The key to it was immobility. I had to stay completely still but for a kind of hydraulic pumping or throbbing action with the mighty tool itself. (That's meant to be ironically self-deprecating, by the way.) All the movement was down to her, below me, and even that was a matter of millimeters, like polishing a diamond.
And fuck me if it didn't work. There had been nothing especially wrong with our lovemaking before we discovered our thing, but nothing like this. Historically, for a woman to come while I was still actively about my business was a happy accident. But now science had been introduced, and results could be guaranteed. It was the industrial revolution, the invention of the microchip, the bag-less vacuum cleaner all rolled into one.
It took about six months for the novelty to wear off.
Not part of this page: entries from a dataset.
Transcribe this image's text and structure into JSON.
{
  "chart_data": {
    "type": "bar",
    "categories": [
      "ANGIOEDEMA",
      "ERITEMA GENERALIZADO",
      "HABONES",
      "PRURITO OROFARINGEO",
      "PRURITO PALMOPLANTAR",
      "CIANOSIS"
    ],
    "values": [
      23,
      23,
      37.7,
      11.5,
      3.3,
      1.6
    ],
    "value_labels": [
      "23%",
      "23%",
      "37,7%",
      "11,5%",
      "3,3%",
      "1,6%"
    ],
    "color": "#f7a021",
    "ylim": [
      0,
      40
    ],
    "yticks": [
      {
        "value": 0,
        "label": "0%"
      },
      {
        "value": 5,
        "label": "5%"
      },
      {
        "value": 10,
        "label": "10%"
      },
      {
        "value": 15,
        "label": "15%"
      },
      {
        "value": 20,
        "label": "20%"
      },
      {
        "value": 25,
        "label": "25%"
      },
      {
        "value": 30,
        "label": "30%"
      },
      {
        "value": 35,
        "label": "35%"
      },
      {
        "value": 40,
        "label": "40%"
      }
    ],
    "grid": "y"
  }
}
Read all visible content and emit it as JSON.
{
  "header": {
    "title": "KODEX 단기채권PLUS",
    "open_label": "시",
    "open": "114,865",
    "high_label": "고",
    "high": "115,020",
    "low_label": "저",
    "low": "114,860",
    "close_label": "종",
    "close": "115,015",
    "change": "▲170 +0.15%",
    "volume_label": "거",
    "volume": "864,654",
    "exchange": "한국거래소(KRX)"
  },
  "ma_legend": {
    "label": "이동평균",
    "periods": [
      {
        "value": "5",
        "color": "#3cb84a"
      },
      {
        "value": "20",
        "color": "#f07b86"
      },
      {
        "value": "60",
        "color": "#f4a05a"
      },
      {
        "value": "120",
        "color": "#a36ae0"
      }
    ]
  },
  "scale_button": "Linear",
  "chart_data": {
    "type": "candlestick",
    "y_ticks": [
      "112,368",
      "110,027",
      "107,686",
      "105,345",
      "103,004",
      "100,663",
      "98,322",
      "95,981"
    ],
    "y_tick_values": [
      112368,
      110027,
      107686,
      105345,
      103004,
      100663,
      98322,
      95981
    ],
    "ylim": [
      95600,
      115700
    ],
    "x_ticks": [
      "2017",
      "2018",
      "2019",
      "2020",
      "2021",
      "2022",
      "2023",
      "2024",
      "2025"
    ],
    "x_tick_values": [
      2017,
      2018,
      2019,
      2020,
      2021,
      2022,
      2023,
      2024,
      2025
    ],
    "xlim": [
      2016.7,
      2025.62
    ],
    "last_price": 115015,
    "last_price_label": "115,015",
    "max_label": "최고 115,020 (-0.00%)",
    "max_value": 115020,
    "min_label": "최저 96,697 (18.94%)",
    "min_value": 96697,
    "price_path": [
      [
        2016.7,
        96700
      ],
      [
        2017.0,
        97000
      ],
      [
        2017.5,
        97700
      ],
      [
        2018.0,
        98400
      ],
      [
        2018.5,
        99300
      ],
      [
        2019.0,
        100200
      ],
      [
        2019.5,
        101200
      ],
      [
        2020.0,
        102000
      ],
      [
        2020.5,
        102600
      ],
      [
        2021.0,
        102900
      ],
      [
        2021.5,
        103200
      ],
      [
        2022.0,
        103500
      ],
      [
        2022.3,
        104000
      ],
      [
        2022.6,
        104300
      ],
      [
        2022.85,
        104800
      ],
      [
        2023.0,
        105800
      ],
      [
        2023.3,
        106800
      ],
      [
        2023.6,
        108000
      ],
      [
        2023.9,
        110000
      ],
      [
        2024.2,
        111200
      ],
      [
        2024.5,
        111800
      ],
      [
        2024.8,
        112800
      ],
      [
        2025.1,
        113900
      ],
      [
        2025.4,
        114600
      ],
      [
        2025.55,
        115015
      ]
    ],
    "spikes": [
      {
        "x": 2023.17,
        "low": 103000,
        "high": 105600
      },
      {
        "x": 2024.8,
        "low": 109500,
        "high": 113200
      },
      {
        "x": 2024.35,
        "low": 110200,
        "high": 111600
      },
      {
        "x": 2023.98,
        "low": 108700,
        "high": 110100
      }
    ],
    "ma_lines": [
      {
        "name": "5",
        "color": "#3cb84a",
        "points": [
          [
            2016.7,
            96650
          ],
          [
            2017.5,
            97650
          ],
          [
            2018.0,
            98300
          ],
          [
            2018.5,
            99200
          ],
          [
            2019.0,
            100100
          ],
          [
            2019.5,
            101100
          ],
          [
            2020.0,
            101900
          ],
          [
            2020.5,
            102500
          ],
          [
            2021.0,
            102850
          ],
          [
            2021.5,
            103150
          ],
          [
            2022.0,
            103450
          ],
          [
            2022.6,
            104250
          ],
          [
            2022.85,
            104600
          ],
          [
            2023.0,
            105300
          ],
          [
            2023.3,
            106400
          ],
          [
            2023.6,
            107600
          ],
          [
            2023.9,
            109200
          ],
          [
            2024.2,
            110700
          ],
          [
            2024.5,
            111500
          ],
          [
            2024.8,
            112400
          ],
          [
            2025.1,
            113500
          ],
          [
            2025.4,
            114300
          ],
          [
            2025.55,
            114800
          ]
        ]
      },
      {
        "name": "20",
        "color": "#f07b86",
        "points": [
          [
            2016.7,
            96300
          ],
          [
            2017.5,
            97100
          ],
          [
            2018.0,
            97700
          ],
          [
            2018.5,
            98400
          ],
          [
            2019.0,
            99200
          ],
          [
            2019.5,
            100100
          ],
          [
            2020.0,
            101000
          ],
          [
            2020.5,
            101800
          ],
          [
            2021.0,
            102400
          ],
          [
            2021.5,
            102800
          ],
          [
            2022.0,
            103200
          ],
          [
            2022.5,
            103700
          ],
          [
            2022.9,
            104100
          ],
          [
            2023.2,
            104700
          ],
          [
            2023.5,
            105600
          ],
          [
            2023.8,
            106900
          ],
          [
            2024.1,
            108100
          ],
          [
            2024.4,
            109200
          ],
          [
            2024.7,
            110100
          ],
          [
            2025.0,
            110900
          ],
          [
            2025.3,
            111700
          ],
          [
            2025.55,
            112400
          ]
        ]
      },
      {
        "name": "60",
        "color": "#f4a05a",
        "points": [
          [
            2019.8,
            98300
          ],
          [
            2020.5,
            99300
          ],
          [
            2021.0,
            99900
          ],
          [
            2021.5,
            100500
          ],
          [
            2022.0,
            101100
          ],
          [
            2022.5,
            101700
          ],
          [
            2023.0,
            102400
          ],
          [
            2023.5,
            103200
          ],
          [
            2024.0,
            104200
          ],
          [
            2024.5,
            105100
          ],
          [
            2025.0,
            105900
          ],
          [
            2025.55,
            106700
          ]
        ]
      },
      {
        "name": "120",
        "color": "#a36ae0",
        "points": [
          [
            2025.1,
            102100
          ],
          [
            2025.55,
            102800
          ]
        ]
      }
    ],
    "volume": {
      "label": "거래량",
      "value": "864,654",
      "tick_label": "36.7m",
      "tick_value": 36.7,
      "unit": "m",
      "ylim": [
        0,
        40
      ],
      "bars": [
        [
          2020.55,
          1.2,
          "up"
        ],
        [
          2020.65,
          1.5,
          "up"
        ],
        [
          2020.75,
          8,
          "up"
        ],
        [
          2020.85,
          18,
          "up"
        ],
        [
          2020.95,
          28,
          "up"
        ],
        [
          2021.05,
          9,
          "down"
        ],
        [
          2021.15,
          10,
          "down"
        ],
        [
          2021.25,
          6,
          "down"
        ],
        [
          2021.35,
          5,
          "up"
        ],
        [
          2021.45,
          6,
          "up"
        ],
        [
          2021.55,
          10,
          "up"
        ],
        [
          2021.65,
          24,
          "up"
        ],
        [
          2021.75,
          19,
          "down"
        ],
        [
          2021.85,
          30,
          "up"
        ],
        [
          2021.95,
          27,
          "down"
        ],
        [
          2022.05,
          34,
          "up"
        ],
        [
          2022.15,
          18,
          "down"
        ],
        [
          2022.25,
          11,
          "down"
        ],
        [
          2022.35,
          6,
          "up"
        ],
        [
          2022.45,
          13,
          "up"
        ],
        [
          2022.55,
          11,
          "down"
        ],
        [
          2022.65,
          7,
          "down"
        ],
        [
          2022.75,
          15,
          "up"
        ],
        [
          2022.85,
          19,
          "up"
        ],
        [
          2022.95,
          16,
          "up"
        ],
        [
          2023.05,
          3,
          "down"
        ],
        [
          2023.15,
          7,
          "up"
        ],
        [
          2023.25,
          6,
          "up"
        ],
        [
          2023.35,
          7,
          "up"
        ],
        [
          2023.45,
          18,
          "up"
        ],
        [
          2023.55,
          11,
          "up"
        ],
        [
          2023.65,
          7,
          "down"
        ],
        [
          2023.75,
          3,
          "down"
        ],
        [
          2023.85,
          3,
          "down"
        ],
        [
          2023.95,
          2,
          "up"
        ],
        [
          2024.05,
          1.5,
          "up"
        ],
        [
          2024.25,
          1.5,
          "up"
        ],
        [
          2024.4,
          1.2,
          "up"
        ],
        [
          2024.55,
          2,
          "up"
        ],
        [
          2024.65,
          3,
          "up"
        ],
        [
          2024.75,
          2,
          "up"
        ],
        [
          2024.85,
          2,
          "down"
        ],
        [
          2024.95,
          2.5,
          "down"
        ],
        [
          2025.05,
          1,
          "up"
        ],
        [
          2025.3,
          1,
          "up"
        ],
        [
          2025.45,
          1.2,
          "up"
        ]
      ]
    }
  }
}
Six months during which Harry was well and truly conceived. The wearing-off process began when I realized that the discomfort of our thing almost exactly equaled the pleasure of it. The process involved Celeste's grinding against … against, well, I don't really know the name of it. Pubic bone? Can that be right? Do men have a pubic bone? Am I thinking of public phone? Well, anyway, that bit, a bit that didn't particularly enjoy being ground against. Certainly not one of my pitifully few erogenous zones. I've always envied people with multiple erogenous zones. Ears, feet, napes of the neck, some small section of the back, bottoms. I only have one, and it's my knob. Not, as I say, my pubic bone.
But it was more than the discomfort, which hovered somewhere a notch above a nuisance and a smidge below a pain. It was more that I felt—get those hankies ready—used. I was a mere device, an object, a—yes, let's say it—a dildo. I stopped being a person to whom Celeste was making love and became a shape. To return to Kant—and how can we ever fail to return to Kant? (see my earlier comments re: self-deprecation)—I was a means to an end and not an end in myself. There's a sexual pun in there that a less serious person would have wasted valuable time trying to extract.